Restaurant information
- Established: 2009
- Owner: Nong Poonsukwattana
- Food type: Thai
- Location: 609 SE Ankeny St C and 417 SW 13th Ave, Portland, Multnomah, Oregon, United States
- Coordinates: 45°31′21″N 122°39′34″W﻿ / ﻿45.52238°N 122.65940°W
- Website: khaomangai.com

= Nong's Khao Man Gai =

Restaurant in Portland, Oregon, U.S.

Nong's Khao Man Gai is a Thai restaurant located in Portland, Oregon which primarily serves Khao man gai, a chicken and rice dish originating in Southeast Asia.

==History==
Nong's Khao Man Gai was founded by Nong Poonsukwattana in 2009. Poonsukwattana emigrated to Oregon from Bangkok, Thailand in 2003. She arrived with $70 and a suitcase. Poonsukwattana began working as a waitress at several restaurants in Beaverton, Oregon before eventually receiving a position at Pok Pok, a Thai restaurant in Portland. At Pok Pok, she was the only Thai cook. Poonsukwattana was later able to purchase a food cart off Craigslist for $1,300, and, in 2009, opened Nong's Khao Man Gai as a food cart at Southwest 10th Avenue and Alder Street, serving chicken and rice every day until the product ran out.

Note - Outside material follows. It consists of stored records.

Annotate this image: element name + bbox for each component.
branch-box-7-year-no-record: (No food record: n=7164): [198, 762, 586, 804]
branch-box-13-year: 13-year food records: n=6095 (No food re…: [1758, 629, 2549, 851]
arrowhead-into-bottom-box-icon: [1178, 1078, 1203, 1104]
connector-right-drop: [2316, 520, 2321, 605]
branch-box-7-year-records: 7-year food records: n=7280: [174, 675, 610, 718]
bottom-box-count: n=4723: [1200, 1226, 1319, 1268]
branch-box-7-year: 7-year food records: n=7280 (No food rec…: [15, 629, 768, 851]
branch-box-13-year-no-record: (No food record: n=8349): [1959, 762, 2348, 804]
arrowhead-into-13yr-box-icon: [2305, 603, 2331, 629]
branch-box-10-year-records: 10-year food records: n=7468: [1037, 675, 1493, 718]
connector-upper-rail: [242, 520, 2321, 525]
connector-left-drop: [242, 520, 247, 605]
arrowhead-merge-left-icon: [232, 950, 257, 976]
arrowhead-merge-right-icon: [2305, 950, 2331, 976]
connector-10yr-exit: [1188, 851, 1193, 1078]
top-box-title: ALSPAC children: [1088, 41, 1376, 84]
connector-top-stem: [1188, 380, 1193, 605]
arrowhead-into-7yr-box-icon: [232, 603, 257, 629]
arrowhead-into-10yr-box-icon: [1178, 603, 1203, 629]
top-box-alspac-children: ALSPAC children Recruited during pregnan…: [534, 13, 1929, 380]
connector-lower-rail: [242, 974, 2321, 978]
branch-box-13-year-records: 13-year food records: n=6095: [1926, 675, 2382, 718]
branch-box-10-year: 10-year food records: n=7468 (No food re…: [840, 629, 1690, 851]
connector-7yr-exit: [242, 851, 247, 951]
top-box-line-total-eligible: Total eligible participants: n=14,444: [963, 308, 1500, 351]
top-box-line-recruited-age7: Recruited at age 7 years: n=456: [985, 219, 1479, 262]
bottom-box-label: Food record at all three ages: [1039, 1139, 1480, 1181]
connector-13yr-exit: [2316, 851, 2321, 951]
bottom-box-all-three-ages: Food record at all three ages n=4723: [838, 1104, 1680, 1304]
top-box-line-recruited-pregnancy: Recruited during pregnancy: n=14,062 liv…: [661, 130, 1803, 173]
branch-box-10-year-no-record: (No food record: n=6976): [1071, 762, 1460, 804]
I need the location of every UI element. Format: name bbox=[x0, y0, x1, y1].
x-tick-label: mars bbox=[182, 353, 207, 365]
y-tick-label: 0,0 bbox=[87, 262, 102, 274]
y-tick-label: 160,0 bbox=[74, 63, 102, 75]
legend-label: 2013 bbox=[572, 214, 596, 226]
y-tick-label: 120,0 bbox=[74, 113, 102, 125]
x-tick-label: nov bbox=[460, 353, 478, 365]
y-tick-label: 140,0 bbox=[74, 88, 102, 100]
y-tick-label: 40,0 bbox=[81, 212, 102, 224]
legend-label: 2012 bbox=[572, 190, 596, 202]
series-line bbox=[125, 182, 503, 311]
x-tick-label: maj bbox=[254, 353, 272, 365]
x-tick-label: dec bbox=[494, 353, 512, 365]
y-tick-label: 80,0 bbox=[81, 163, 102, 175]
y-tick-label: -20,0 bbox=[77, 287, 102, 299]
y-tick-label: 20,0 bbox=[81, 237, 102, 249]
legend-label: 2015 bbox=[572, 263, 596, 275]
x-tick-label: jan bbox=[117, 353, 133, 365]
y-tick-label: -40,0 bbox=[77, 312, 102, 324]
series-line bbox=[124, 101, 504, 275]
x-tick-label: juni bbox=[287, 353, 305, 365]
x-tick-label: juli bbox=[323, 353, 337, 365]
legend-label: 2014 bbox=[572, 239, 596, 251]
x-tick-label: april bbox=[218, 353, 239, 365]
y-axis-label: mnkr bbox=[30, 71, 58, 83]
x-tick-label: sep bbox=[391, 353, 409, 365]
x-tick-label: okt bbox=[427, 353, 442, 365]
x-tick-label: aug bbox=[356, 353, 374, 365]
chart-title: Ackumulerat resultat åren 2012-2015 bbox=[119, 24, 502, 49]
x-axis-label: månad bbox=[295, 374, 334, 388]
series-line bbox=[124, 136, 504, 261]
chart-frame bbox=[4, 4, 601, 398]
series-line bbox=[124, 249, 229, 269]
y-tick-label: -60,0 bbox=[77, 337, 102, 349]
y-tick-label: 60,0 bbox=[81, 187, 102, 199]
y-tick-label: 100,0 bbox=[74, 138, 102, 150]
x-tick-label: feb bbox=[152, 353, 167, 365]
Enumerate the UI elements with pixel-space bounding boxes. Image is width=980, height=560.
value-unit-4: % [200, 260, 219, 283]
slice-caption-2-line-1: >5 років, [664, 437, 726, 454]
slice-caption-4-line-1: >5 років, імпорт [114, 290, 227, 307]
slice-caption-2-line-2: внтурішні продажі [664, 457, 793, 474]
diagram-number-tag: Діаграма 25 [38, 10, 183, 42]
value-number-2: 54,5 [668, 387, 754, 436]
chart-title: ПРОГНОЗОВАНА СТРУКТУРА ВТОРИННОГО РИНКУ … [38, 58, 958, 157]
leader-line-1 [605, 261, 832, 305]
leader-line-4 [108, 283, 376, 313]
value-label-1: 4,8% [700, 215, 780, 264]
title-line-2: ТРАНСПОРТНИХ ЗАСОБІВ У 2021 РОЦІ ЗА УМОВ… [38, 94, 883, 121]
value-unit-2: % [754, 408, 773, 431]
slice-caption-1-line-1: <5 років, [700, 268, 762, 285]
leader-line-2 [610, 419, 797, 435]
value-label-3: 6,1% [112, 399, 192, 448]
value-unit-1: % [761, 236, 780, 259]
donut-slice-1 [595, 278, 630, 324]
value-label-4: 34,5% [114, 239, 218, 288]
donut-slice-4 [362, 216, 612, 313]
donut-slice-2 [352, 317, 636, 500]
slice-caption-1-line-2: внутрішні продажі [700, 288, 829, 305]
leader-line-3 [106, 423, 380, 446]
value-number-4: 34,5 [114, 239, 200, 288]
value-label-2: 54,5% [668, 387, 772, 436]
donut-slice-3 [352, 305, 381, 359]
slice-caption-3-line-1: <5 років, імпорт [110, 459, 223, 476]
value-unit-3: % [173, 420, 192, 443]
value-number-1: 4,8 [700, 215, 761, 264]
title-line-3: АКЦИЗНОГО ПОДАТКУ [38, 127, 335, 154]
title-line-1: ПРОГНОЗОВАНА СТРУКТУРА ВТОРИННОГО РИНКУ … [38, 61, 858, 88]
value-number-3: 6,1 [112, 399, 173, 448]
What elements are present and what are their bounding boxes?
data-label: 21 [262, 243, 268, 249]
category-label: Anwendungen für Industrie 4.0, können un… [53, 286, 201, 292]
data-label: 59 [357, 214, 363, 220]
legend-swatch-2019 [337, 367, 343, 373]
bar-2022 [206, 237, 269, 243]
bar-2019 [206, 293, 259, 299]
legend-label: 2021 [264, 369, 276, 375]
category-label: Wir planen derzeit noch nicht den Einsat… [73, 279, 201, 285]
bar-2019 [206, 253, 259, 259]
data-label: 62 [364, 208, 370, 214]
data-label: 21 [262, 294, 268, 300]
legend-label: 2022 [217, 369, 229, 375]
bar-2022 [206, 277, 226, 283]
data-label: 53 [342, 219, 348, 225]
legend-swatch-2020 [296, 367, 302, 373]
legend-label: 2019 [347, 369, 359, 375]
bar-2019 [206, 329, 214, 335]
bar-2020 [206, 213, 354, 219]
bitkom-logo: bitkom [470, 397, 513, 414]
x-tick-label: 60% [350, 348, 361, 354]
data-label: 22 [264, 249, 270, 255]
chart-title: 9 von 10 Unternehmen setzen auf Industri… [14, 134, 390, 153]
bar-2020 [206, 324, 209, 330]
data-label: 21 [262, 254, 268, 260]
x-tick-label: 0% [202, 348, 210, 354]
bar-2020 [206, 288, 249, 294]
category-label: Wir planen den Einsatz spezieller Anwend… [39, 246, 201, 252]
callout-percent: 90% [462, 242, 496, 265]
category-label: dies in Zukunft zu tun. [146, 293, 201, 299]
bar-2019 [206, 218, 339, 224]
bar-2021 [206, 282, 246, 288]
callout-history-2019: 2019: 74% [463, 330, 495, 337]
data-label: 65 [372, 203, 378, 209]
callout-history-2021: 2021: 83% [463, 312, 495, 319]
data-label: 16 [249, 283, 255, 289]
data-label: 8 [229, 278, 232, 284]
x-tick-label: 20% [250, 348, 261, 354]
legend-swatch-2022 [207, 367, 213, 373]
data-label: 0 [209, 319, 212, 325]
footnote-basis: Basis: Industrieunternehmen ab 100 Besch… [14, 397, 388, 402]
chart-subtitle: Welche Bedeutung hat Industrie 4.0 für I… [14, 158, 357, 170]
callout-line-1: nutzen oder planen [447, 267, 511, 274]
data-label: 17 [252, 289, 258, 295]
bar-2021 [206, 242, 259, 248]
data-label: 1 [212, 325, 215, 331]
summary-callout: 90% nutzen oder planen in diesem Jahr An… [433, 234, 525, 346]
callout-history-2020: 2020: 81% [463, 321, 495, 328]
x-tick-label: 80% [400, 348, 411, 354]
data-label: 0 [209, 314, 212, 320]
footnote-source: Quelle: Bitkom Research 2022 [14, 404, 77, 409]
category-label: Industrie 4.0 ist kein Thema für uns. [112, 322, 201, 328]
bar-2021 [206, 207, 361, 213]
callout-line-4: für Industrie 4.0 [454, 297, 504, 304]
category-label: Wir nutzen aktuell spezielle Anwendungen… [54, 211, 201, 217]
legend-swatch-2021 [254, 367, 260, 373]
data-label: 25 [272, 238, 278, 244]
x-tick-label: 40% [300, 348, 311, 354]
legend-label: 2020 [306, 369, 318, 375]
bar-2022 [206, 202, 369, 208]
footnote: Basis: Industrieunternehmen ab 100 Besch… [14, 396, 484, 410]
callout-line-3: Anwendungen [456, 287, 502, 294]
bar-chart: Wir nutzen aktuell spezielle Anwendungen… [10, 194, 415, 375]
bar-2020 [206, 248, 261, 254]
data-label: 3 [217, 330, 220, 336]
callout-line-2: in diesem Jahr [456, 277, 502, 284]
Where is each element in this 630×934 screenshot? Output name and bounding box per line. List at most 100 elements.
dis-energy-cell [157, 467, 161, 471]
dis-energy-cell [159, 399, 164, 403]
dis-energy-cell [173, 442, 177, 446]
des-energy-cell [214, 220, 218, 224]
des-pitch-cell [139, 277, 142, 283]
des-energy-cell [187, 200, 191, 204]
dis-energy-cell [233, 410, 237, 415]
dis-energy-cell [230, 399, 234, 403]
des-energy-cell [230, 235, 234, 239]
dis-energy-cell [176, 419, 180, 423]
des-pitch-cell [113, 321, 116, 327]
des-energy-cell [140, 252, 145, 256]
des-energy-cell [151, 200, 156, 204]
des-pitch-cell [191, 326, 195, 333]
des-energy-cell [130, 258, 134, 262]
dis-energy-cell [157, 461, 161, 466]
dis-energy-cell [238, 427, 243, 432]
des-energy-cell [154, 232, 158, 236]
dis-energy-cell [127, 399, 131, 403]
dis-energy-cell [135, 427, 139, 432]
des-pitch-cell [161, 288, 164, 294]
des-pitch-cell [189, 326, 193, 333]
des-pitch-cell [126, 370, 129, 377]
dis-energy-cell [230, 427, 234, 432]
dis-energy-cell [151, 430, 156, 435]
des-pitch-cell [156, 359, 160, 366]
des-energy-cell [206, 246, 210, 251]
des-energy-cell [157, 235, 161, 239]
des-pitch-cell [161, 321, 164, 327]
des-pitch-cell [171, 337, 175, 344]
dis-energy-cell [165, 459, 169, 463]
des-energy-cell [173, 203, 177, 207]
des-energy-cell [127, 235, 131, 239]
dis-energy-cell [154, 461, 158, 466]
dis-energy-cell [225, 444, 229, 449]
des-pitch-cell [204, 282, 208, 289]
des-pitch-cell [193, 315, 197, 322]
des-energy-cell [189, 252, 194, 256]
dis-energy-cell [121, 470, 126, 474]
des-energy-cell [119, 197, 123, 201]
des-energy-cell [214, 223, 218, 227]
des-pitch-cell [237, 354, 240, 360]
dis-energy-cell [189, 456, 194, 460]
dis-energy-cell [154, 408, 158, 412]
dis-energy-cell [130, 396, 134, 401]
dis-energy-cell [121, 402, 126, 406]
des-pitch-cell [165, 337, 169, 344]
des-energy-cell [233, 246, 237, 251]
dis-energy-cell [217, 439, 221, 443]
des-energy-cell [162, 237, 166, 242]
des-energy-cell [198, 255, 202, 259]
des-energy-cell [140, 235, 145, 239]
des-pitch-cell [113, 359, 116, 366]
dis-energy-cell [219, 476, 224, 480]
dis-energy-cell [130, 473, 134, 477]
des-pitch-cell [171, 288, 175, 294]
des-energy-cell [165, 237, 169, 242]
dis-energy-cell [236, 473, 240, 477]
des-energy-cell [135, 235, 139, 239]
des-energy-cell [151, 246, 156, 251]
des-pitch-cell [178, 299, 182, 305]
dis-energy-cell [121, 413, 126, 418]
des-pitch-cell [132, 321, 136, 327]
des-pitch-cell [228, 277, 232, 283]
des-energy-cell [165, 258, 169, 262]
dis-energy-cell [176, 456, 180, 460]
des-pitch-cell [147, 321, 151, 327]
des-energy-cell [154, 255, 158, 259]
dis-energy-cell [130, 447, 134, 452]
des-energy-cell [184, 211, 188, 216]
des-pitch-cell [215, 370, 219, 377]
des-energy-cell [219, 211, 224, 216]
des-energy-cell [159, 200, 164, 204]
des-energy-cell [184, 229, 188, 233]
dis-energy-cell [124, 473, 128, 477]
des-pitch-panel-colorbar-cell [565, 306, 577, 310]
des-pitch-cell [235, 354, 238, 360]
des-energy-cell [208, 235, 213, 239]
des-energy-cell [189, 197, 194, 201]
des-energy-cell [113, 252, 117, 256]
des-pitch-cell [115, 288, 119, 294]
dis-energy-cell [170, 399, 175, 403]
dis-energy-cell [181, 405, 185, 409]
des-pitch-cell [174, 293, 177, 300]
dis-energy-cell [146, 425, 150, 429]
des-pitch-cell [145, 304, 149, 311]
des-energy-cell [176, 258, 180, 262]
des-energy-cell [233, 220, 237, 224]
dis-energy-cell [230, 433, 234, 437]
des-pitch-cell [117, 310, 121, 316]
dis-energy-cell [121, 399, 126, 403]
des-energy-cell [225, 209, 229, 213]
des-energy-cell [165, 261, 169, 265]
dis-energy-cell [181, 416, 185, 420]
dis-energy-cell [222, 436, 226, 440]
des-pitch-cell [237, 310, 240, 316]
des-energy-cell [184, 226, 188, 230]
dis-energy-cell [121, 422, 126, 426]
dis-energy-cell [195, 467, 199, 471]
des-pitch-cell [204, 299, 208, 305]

The first brick and mortar restaurant is located in southeast Portland's Buckman neighborhood.

In 2014, the restaurant was featured on Chopped. American chef Andrew Zimmern visited for an episode of the Travel Channel series The Zimmern List. Nong's Khao Man Gai was a vendor at the first Taste of Thailand festival in 2024.

== Reception ==
Nong's Khao Man Gai was included in The Infatuation's 2024 list of Portland's best restaurants. Katrina Yentch included the business in Eater Portlands 2025 overview of the best restaurants in Buckman. Michael Russell included the business in The Oregonians 2025 list of the 21 best restaurants in southeast Portland. He ranked Nong's number 24 in the newspaper's 2025 list of Portland's 40 best restaurants. The business was included in Portland Monthly's 2025 list of 25 restaurants "that made Portland". Writers for Portland Monthly included the khao man gai in a 2025 list of the city's "most iconic" dishes.